Quebecer chef (born 1961)

Normand Laprise (born 1961) is a Quebecer chef and author. He is the owner and head chef of Toqué! and Brasserie T! in Montreal, Quebec, Canada.

==Early life and education==
Normand Laprise was born in 1961 and raised on a farm in Kamouraska in the Bas-Saint-Laurent region of Quebec. At the age of 14 he began working in a restaurant as a dishwasher. After high school, not knowing what he wanted to do, he enrolled in culinary school at the École hôtelière de Charlesbourg in Quebec City, from which he graduated in 1981.

==Career==
Laprise worked four years at the restaurant Le Lutétia at the Hôtel de la Montagne in Montreal, after which he had internships in France and the United States. Starting in 1989, he ran restaurant Citrus in Montreal, until its closure four years later.
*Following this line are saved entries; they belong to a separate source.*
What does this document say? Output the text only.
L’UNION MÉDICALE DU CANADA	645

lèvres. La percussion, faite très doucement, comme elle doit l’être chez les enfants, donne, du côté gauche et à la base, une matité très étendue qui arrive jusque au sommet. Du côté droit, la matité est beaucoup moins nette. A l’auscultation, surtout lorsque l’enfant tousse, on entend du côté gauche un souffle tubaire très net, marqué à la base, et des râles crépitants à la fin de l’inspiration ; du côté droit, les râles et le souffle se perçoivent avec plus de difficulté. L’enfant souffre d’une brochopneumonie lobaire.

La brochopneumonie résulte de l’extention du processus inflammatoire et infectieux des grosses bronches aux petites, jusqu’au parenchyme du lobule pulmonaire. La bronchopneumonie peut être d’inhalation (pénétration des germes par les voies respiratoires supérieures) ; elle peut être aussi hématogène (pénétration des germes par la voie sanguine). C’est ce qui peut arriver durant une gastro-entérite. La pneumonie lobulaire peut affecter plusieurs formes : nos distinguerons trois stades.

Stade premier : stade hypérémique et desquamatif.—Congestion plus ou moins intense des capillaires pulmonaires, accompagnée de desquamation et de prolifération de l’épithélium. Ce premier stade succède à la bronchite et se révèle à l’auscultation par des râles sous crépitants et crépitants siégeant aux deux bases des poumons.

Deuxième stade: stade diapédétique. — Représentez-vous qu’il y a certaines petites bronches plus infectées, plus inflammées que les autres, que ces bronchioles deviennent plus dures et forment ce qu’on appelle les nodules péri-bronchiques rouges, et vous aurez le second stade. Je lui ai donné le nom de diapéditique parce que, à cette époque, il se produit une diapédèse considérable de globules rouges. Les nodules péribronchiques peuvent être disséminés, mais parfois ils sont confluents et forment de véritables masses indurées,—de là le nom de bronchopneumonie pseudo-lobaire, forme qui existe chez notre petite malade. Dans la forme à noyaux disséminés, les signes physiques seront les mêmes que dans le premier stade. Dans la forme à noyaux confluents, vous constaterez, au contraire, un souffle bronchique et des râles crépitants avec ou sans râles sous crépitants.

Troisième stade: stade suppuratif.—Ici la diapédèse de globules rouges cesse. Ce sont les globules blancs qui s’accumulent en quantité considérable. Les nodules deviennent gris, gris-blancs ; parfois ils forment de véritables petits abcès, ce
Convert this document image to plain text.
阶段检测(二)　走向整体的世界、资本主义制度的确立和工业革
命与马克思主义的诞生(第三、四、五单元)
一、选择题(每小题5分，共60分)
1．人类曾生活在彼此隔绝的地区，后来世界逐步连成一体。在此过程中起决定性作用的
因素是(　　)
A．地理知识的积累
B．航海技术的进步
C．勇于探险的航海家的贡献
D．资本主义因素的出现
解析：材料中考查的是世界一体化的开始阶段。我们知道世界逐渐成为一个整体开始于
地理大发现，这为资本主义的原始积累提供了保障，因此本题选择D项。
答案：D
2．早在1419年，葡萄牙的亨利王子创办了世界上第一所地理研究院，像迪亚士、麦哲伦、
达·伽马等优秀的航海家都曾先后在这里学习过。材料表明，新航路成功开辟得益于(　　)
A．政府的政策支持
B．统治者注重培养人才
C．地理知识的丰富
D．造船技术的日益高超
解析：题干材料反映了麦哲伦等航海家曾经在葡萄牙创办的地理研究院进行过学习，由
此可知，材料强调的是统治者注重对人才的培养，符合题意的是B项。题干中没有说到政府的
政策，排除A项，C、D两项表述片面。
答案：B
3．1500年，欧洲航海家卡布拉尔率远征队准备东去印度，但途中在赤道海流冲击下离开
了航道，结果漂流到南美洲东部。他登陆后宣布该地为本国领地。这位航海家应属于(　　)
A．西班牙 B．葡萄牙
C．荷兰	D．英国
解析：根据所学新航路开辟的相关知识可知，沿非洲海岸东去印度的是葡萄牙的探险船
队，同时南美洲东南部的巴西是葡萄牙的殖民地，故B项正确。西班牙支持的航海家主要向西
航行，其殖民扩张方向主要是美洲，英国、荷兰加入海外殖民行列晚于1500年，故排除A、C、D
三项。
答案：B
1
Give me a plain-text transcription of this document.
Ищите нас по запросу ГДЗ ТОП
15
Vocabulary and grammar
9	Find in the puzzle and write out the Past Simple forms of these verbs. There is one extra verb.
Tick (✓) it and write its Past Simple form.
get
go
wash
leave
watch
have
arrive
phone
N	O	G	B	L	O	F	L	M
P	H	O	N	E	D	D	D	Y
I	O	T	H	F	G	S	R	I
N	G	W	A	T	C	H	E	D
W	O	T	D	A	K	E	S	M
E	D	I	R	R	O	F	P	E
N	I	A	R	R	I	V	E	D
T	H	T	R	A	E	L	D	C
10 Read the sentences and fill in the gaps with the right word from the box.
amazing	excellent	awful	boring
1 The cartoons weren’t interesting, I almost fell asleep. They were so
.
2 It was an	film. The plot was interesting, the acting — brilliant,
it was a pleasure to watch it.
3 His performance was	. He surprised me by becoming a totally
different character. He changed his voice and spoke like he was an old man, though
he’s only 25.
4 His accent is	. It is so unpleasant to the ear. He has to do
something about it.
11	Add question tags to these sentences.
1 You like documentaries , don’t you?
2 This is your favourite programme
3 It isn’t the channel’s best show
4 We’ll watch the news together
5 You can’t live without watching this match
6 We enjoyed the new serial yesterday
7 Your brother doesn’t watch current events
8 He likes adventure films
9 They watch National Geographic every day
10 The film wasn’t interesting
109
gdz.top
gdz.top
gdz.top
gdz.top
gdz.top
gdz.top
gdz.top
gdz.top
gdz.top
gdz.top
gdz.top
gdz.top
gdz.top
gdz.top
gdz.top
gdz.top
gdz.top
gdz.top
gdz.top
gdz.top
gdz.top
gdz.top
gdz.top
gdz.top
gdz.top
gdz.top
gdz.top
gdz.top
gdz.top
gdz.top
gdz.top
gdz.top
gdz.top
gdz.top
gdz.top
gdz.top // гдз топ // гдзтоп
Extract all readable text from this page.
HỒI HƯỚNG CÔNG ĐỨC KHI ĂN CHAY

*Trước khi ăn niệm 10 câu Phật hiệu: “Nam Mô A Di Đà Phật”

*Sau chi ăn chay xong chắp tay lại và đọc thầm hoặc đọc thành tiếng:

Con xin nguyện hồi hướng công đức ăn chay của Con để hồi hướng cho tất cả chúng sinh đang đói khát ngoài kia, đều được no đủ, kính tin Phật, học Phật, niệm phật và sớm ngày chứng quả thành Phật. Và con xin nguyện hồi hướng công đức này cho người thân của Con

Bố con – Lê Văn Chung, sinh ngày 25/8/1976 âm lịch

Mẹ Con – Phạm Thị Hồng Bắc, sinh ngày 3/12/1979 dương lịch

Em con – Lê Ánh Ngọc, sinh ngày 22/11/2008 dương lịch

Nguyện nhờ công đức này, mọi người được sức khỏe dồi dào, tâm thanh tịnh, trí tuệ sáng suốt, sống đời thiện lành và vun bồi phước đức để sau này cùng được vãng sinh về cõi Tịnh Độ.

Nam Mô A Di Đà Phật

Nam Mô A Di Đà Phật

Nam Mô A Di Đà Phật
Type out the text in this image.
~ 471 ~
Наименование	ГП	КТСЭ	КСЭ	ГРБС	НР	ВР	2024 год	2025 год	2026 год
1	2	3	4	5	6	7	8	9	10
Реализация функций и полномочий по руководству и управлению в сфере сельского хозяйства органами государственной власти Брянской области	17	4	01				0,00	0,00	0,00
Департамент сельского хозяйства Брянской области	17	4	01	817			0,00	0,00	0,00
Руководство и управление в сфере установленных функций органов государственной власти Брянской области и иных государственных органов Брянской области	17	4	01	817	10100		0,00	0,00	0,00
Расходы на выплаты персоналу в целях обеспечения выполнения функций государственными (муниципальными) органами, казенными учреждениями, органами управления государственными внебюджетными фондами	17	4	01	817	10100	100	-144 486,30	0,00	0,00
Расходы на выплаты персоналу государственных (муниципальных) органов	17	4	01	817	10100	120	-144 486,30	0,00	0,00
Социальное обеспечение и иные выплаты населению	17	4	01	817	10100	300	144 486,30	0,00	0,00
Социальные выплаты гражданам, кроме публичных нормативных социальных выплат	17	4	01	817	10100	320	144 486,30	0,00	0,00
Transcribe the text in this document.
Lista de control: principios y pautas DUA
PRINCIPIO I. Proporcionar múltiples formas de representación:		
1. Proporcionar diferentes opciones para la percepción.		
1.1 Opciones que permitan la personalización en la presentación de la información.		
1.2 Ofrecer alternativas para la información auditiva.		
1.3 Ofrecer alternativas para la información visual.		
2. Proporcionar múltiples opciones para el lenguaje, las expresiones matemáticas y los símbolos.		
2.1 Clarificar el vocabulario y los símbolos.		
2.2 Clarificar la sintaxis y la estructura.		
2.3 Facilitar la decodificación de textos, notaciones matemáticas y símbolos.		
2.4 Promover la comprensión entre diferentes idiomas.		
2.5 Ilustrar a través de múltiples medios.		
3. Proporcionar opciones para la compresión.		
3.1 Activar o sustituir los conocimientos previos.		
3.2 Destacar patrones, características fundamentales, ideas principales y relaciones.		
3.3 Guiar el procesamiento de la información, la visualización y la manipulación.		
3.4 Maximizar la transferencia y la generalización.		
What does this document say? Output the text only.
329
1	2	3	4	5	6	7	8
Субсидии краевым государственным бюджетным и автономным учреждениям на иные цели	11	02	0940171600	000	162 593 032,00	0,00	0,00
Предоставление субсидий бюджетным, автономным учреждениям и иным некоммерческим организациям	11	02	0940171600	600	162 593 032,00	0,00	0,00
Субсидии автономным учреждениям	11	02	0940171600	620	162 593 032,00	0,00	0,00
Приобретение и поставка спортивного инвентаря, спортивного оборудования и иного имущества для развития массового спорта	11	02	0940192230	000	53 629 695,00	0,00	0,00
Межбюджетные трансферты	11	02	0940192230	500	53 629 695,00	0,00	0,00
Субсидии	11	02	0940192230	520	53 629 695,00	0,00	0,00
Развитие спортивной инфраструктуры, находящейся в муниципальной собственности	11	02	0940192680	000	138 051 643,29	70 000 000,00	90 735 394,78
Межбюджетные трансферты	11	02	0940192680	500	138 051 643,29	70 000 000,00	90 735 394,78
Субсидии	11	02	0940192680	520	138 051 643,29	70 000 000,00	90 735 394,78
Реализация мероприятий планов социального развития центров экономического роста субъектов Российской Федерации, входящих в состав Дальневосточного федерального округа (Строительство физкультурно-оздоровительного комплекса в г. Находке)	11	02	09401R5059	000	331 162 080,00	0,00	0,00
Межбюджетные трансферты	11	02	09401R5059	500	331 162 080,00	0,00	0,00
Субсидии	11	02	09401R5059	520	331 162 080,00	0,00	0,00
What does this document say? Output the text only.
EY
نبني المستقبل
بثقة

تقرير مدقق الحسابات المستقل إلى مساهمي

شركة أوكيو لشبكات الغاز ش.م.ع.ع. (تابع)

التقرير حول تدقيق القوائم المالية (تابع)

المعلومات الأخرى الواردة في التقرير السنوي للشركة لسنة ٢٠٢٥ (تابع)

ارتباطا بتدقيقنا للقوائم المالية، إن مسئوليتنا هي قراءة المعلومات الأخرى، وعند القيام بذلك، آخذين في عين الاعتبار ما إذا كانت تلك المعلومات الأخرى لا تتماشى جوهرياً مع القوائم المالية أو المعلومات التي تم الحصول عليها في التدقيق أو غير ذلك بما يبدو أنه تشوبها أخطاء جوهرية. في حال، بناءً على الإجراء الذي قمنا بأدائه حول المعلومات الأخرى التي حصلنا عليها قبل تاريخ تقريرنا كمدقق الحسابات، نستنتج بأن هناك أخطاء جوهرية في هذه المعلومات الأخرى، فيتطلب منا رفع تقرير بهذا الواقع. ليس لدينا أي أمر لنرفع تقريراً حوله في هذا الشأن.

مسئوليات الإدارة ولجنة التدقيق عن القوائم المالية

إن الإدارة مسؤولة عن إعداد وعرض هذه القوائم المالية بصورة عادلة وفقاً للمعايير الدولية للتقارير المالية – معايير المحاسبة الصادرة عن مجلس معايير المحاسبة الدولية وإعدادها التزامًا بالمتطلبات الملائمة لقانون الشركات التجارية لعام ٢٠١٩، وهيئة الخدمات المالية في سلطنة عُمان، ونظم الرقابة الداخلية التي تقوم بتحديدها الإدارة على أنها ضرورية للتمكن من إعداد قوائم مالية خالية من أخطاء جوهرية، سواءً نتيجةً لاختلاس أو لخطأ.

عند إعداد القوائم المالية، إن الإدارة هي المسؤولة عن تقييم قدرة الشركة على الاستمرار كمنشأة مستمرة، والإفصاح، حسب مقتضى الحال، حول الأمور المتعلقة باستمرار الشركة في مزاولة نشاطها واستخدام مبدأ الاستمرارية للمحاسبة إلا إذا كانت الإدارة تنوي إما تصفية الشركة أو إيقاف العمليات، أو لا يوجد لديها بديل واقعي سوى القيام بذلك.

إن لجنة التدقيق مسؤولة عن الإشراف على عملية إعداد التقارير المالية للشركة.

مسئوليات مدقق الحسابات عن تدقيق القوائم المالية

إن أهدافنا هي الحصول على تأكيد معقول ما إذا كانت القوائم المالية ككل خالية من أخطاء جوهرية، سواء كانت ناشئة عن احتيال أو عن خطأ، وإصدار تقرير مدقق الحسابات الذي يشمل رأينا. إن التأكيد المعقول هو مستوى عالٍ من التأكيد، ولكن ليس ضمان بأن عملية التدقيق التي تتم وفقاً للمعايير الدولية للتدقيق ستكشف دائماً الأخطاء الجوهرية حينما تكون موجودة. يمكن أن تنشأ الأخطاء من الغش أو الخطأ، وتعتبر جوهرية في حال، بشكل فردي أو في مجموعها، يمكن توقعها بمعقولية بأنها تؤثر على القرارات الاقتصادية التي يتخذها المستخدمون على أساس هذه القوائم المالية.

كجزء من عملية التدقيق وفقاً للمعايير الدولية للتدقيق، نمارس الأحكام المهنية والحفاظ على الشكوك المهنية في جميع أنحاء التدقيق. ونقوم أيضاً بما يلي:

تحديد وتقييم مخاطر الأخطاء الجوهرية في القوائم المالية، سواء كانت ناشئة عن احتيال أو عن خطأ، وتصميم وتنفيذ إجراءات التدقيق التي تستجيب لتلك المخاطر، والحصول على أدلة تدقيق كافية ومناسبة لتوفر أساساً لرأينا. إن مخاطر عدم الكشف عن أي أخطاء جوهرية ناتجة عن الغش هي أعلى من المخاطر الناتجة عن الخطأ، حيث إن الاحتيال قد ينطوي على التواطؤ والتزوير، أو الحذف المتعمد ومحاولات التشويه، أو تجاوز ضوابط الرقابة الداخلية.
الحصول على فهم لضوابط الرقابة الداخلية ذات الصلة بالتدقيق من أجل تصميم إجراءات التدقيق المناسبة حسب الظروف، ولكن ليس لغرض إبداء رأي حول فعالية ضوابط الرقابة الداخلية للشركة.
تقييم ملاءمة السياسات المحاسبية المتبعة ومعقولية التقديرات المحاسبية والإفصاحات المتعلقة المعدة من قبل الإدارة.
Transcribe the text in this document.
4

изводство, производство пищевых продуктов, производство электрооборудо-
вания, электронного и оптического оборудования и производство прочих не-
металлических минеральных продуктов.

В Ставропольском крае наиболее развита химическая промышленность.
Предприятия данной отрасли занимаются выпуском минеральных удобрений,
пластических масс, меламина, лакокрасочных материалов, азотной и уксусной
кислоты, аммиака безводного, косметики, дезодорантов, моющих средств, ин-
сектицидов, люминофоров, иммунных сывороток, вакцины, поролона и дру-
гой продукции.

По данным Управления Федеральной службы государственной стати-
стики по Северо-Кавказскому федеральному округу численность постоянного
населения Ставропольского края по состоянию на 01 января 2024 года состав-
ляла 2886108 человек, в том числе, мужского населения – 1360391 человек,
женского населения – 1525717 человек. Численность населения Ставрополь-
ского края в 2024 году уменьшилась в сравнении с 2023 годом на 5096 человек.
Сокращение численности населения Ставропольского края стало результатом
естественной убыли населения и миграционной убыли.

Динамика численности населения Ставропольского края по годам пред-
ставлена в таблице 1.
He then attended the Stratford Chefs School in Stratford, Ontario.

In June 1993, along with Christine Lamarche, Laprise co-founded restaurant Toqué! on Saint Denis Street in Montreal. Toqué was given a five diamond rating by the American Automobile Association and the Canadian Automobile Association. In January 2004, Toqué relocated to the Centre CDP Capital in the Quartier international de Montréal. To In 2006, Laprise became a Relais & Châteaux Grand Chef.

In June 2010, he founded Brasserie T!, a French-inspired gastropub located in the Quartier des spectacles.

Along with Jean-Luc Boulay and Pasquale Vari, Normand Laprise is one of the three permanent judges on Quebec’s top cooking competition TV show Les chefs! broadcast on ICI Radio-Canada Télé since 14 June 2010, which is hosted by Élyse Marquis et Daniel Vézina.

==Awards==
In 2009, Laprise was named a Knight of the National Order of Quebec for his promotion of Quebec cuisine. In 2014, he was named a Member of the Order of Canada for the same reason.

On May 3, 2013, Laprise won a James Beard Foundation Award for his book, Toqué! in the Cooking from a Professional Point of View category.